Match guards in Rust - Time & Space Complexity
We want to see how using match guards affects the time it takes for a program to run.
Specifically, how the number of checks grows as the input gets bigger.
Analyze the time complexity of the following code snippet.
fn count_even_greater_than_five(numbers: &[i32]) -> usize {
let mut count = 0;
for &num in numbers {
match num {
n if n % 2 == 0 && n > 5 => count += 1,
_ => (),
}
}
count
}
This code counts how many numbers in a list are even and greater than five using a match with a guard.

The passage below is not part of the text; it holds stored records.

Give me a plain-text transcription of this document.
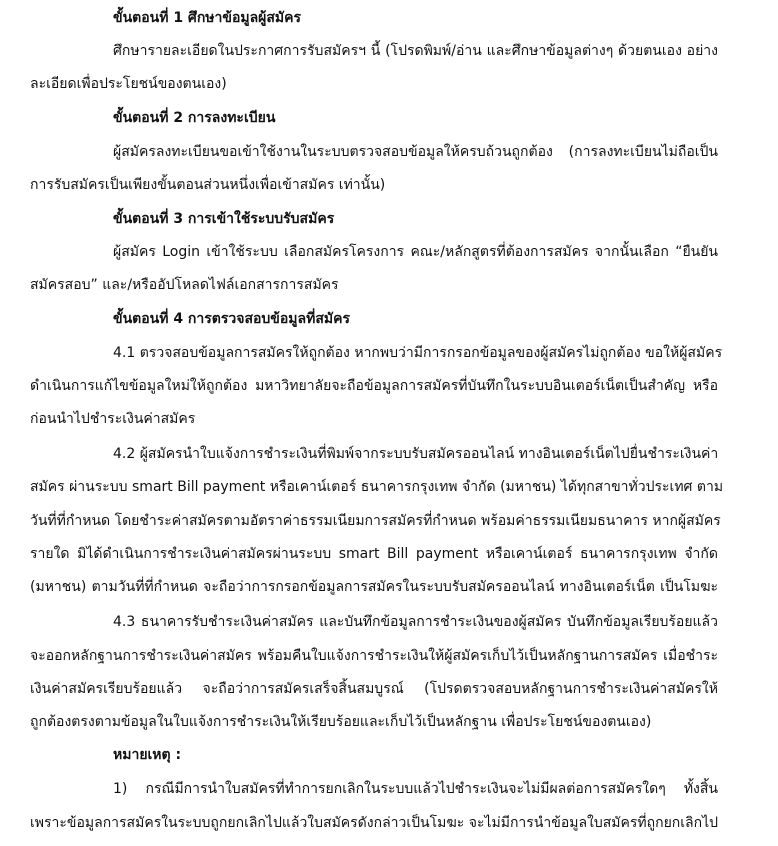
ขั้นตอนที่ 1 ศึกษาข้อมูลผู้สมัคร
ศึกษารายละเอียดในประกาศการรับสมัครฯ นี้ (โปรดพิมพ์/อ่าน และศึกษาข้อมูลต่างๆ ด้วยตนเอง อย่าง
ละเอียดเพื่อประโยชน์ของตนเอง)
ขั้นตอนที่ 2 การลงทะเบียน
ผู้สมัครลงทะเบียนขอเข้าใช้งานในระบบตรวจสอบข้อมูลให้ครบถ้วนถูกต้อง (การลงทะเบียนไม่ถือเป็น
การรับสมัครเป็นเพียงขั้นตอนส่วนหนึ่งเพื่อเข้าสมัคร เท่านั้น)
ขั้นตอนที่ 3 การเข้าใช้ระบบรับสมัคร
ผู้สมัคร Login เข้าใช้ระบบ เลือกสมัครโครงการ คณะ/หลักสูตรที่ต้องการสมัคร จากนั้นเลือก “ยืนยัน
สมัครสอบ” และ/หรืออัปโหลดไฟล์เอกสารการสมัคร
ขั้นตอนที่ 4 การตรวจสอบข้อมูลที่สมัคร
4.1 ตรวจสอบข้อมูลการสมัครให้ถูกต้อง หากพบว่ามีการกรอกข้อมูลของผู้สมัครไม่ถูกต้อง ขอให้ผู้สมัคร
ดำเนินการแก้ไขข้อมูลใหม่ให้ถูกต้อง มหาวิทยาลัยจะถือข้อมูลการสมัครที่บันทึกในระบบอินเตอร์เน็ตเป็นสำคัญ หรือ
ก่อนนำไปชำระเงินค่าสมัคร
4.2 ผู้สมัครนำใบแจ้งการชำระเงินที่พิมพ์จากระบบรับสมัครออนไลน์ ทางอินเตอร์เน็ตไปยื่นชำระเงินค่า
สมัคร ผ่านระบบ smart Bill payment หรือเคาน์เตอร์ ธนาคารกรุงเทพ จำกัด (มหาชน) ได้ทุกสาขาทั่วประเทศ ตาม
วันที่ที่กำหนด โดยชำระค่าสมัครตามอัตราค่าธรรมเนียมการสมัครที่กำหนด พร้อมค่าธรรมเนียมธนาคาร หากผู้สมัคร
รายใด มิได้ดำเนินการชำระเงินค่าสมัครผ่านระบบ smart Bill payment หรือเคาน์เตอร์ ธนาคารกรุงเทพ จำกัด
(มหาชน) ตามวันที่ที่กำหนด จะถือว่าการกรอกข้อมูลการสมัครในระบบรับสมัครออนไลน์ ทางอินเตอร์เน็ต เป็นโมฆะ
4.3 ธนาคารรับชำระเงินค่าสมัคร และบันทึกข้อมูลการชำระเงินของผู้สมัคร บันทึกข้อมูลเรียบร้อยแล้ว
จะออกหลักฐานการชำระเงินค่าสมัคร พร้อมคืนใบแจ้งการชำระเงินให้ผู้สมัครเก็บไว้เป็นหลักฐานการสมัคร เมื่อชำระ
เงินค่าสมัครเรียบร้อยแล้ว จะถือว่าการสมัครเสร็จสิ้นสมบูรณ์ (โปรดตรวจสอบหลักฐานการชำระเงินค่าสมัครให้
ถูกต้องตรงตามข้อมูลในใบแจ้งการชำระเงินให้เรียบร้อยและเก็บไว้เป็นหลักฐาน เพื่อประโยชน์ของตนเอง)
หมายเหตุ :
1) กรณีมีการนำใบสมัครที่ทำการยกเลิกในระบบแล้วไปชำระเงินจะไม่มีผลต่อการสมัครใดๆ ทั้งสิ้น
เพราะข้อมูลการสมัครในระบบถูกยกเลิกไปแล้วใบสมัครดังกล่าวเป็นโมฆะ จะไม่มีการนำข้อมูลใบสมัครที่ถูกยกเลิกไป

Identify the loops, recursion, array traversals that repeat.
- Primary operation: Looping through each number in the list once.
- How many times: Exactly once for each number in the input list.
Each number is checked once with the match guard condition.
| Input Size (n) | Approx. Operations |
|---|---|
| 10 | 10 checks |
| 100 | 100 checks |
| 1000 | 1000 checks |
Pattern observation: The number of checks grows directly with the input size.
Time Complexity: O(n)
This means the time to run grows in a straight line as the list gets bigger.
[X] Wrong: "Match guards make the code slower by adding extra loops or checks for each condition."
[OK] Correct: The match guard only adds a simple condition check inside the existing loop, so it does not add extra loops or multiply the work.
Understanding how match guards affect performance helps you write clear and efficient Rust code, a skill that shows you think about both correctness and speed.
"What if we added a nested loop inside the match guard to check something else? How would the time complexity change?"